TKreis-Jugendamt überlastet – Leitung seit Monaten unbesetzt

Die Leitung ist vakant, zunehmende Inobhutnahmen halten das Kreisjugendamt in Atem. Foto: Nina Dede/ Landkreis Stade
Mit der Stader Geiselnahme und dem Flughafen-Krimi rückte das Jugendamt in den Fokus. Der Chefposten ist vakant, die Aufgaben sind immens gestiegen. Anfragen bleiben länger unbearbeitet.

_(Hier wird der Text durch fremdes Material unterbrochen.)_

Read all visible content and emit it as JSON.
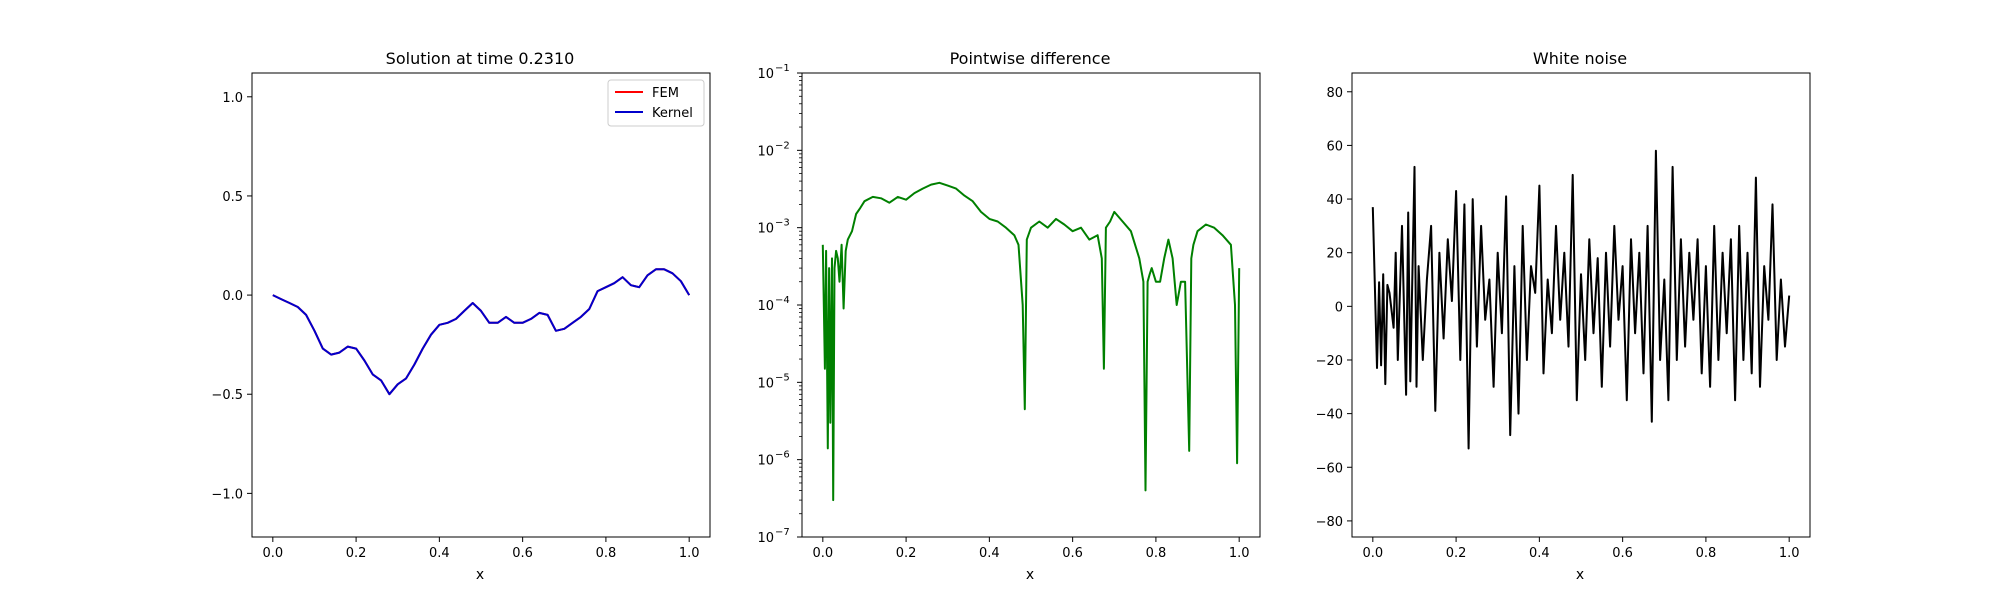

Landkreis. Der Mann, der am vergangenen Sonntag seine Tochter entführt und den Hamburger Flughafen lahmgelegt hat, war beim Jugendamt des Landkreises Stade ein alter Bekannter. Dass Jugendamts-Mitarbeiter am Wochenende, wie am vergangenen, einen Notfalleinsatz haben, ist allerdings nichts Ungewöhnliches. Nur erhält nicht jeder Fall so viel öffentliche Aufmerksamkeit wie dieser, sagt Dezernentin Susanne Brahmst.
Inobhutnahmen beispielsweise können rund um die Uhr plötzlich nötig werden. Ihre Zahl steigt: Wie das Statistische Bundesamt mitteilt, nahmen die Jugendämter im Jahr 2022 mehr als 66.400 Kinder und Jugendliche vorübergehend in Obhut. Das waren im Vergleich zum Vorjahr rund 18.900 Fälle oder 40 Prozent mehr. Hauptgrund sei ein wachsendes Aufkommen an unbegleitet eingereisten Minderjährigen aus dem Ausland.
Mehr Inobhutnahmen halten das Jugendamt in Atem
Das merkt auch der Allgemeine Soziale Dienst beim Kreisjugendamt. Bei Anfragen und Beratungsanliegen dauert die Bearbeitung deshalb länger. „Akutfälle wie Kindeswohlgefährdungen werden nach wie vor priorisiert und in gewohnter Sorgfalt bearbeitet“, betont Brahmst. Die Mitarbeiter machen Hausbesuche und schätzen die Gefährdung ein.
Bei Inobhutnahmen werde es schwieriger, Plätze für Kinder und Jugendliche zu finden: „Wir telefonieren in ganz Deutschland herum.“ All das verdränge die Beschäftigung mit anderen Anfragen, die ebenfalls zugenommen haben, zum Beispiel Scheidungs- und Familienberatungen. „Diese Entwicklung ist grundsätzlich positiv, denn sie zeigt, dass unsere Gesellschaft verstärkt auf soziale Dienste zurückgreift und auch den Kontakt zu den Behörden nicht scheut, um Unterstützung zu erhalten“, sagt die Dezernentin. Zurzeit müsse vieles weitergegeben werden, zum Beispiel an die Erziehungsberatung.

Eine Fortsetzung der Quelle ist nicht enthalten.